Memory Loss

You put your keys somewhere . . .  and now you can’t find them. You go to the kitchen . . . and you can’t remember what you needed. Don’t worry. Most likely you will be able to locate your keys and get that drink of water. These mild memory lapses are usually just part of the normal aging process. But when forgetfulness begins to impact daily activities, you may need to talk with your doctor about your concerns.

You begin to lose brain cells a few at a time in your twenties. At the same time, your body starts to make less of the chemicals that brain cells need to work. As you age, these changes affect your memory. Short-term memory (what you had for breakfast) and remote memory (where you spent your childhood) usually do not change. But recent memory (the name of someone you met recently) may be affected by aging.

To combat these minor memory gaps, try staying more organized. Keep lists, color code or label items, follow a routine and mark dates on a calendar. Remember to put important things, like keys, in the same place every time. Other things that can help refresh your memory include repeating someone’s name when you first meet them and remembering a location by relating it to a familiar landmark.

Some memory loss, however, may have other causes, such as depression, thyroid disease, nutritional deficiencies, drug side-effects, stroke, head injury, alcoholism, mild cognitive impairment (MCI) or dementia. To evaluate memory loss, your doctor may take a medical history, perform physical and neurological examinations, request blood or urine tests, or conduct brain imaging studies. Results are evaluated to determine if the cause of memory loss can be treated or is due to a more serious condition.

People with MCI experience memory lapses and often struggle to perform self-care tasks, such as taking medications. They are able to function independently, but may need prompting to remember. Older people with MCI are approximately 60 to 70 percent more likely to develop Alzheimer’s disease if their memory slowly gets worse.

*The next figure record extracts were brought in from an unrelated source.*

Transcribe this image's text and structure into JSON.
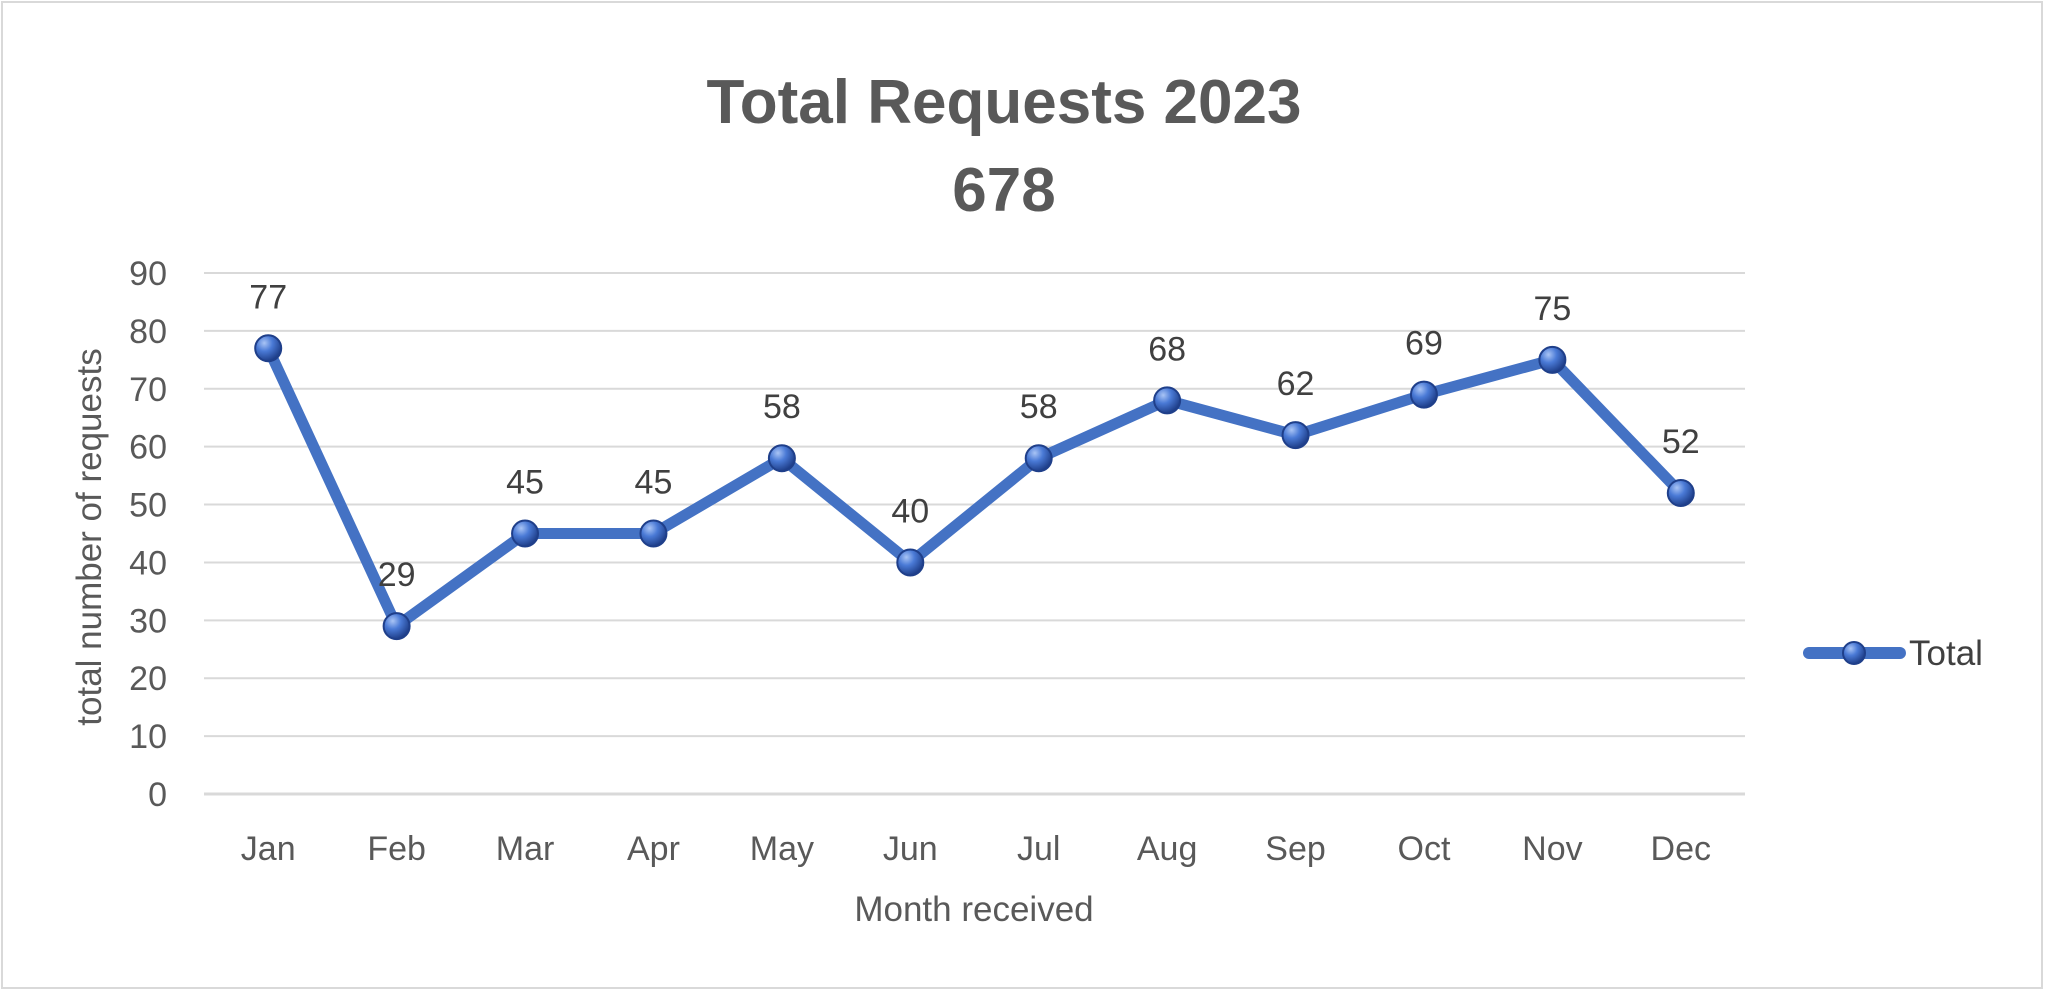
{
  "chart_data": {
    "type": "line",
    "title": "Total Requests 2023",
    "subtitle": "678",
    "xlabel": "Month received",
    "ylabel": "total number of requests",
    "ylim": [
      0,
      90
    ],
    "yticks": [
      0,
      10,
      20,
      30,
      40,
      50,
      60,
      70,
      80,
      90
    ],
    "grid": true,
    "legend_position": "right",
    "categories": [
      "Jan",
      "Feb",
      "Mar",
      "Apr",
      "May",
      "Jun",
      "Jul",
      "Aug",
      "Sep",
      "Oct",
      "Nov",
      "Dec"
    ],
    "series": [
      {
        "name": "Total",
        "color": "#4472c4",
        "values": [
          77,
          29,
          45,
          45,
          58,
          40,
          58,
          68,
          62,
          69,
          75,
          52
        ]
      }
    ]
  }
}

Alzheimer’s disease is the main cause of dementia, a condition of increasing memory impairment that affects daily activities. More than five million Americans over the age of 65 are affected by Alzheimer’s. The main risk factors for developing the disease are age and family history. There is no cure for the disease, but drugs are available to treat the symptoms of Alzheimer’3.

While memory loss cannot be prevented, there are some steps you can take to help reduce your risk of developing memory problems.

  • Exercise regularly
  • Don’t smoke or abuse alcohol
  • Follow a healthy diet
  • Engage in social activities
  • Keep your brain active

The difference between normal cases of forgetfulness and more serious problems is that, with dementia, symptoms gradually get worse over time. It’s one thing to forget where you parked the car on occasion, but quite another to frequently miss appointments. Talk with your doctor if you feel memory loss may be preventing you from performing daily tasks or affecting your quality of life.